SAIC Motor, a subsidiary of Shanghai Automotive Industry Corporation, manufactures passenger cars and commercial vehicles. The company provides a range of components such as engines, gearboxes, powertrains, chassis, interior, exterior, and other miscellaneous electronic components. It also offers logistics, mobility, auto E-commerce, energy-saving, and recharging services, auto-related finance, insurance, and investment.
SAIC Motor is one of the leaders in the automotive industry, with reported revenue of $120.90 billion in the financial year 2021 (FY2021), an annual growth of 12.42%. Net income also grew by 28.47% in FY2021.
Our proprietary risk assessment uses a combination of four risk pillars – Country, Industry, Operational, and Financial. The risk scores are based on a scale of 1 to 5, 1 being the lowest risk and 5 being the highest.
SAIC Motor’s overall risk score is in-line with the sector average, driven by country risk pillar. Companies like Subaru, Hero Motor Corp, Porsche, and Geely are the leaders in the sector.
SAIC Motor operates in the US, the UK, and Asia. However, nearly 92.7% of its revenue is generated from China, resulting in a country risk score of 4.00. The geographical concentration of the company’s revenues increases its business risks by exposing it to the economic and geopolitical risks associated with the country. It could affect the demand for its products or disrupt the supply chain and restrict its market share and growth opportunities in the future.
The company’s primary exposure is to the vehicle manufacturing sector.
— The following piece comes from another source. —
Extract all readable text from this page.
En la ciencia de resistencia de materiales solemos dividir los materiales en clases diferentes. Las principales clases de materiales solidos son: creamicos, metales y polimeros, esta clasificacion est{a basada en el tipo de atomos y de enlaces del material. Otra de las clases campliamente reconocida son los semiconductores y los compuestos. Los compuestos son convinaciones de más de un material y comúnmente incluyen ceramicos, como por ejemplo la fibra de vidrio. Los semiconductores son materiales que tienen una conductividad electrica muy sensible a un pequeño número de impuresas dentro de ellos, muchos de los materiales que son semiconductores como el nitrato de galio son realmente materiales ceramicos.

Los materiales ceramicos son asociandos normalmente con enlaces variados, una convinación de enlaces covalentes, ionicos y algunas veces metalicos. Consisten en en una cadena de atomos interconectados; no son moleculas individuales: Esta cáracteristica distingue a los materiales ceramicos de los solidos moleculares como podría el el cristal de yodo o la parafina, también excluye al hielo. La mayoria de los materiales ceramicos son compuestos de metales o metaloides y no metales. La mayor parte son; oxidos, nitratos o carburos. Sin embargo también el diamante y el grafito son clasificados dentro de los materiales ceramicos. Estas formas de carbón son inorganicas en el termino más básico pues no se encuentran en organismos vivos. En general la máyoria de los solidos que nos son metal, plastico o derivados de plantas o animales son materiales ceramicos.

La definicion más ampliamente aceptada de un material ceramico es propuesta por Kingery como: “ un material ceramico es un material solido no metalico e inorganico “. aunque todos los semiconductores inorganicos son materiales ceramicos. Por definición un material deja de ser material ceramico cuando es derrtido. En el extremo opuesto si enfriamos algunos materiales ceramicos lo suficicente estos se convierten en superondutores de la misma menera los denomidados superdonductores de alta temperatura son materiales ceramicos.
Strong revenue growth characterizes the vehicle manufacturing sector, but low-profit margins and higher cyclicity hinder the sectors, resulting in an average industry score of 3.00.
SAIC Motor has an operational risk score of 3.26. The above sector average scores are driven by the scale and operational efficiency pillars. The company manufactures and sells over 6 million vehicles per year and generates a healthy average profit per vehicle, resulting in above-average scale and operational efficiency pillars. However, low EBIT margins and a limited number of brands weigh down the profitability and business positioning pillars.
The company has a financial risk score of 2.47, below the sector average. Despite a healthy inventory turnover, low current and quick ratios impacted the company’s overall liquidity profile. Mid-single-digit profitability margins affected the company’s cash flow ratios. Compared to its peers, high debt to EBITDA remains a cause for concern.
GlobalData risk scorecard for a sector provides the analysis of various risks a company is vulnerable to. Our risk framework comprises four pillars – country, industry, operational and financial. The country risk for an entity signifies the risk of operating in a particular country. GlobalData’s proprietary country risk assessment framework is used to calculate the risk for individual countries. Industry risk is an integral part of risk analysis, and it implies the riskiness and stability of the industries in which a company operates. The operational and financial risk profile comprises a company’s risk and return potential based on its key operational and financial metrics. Our scores are based on an average of the latest three fiscal year data.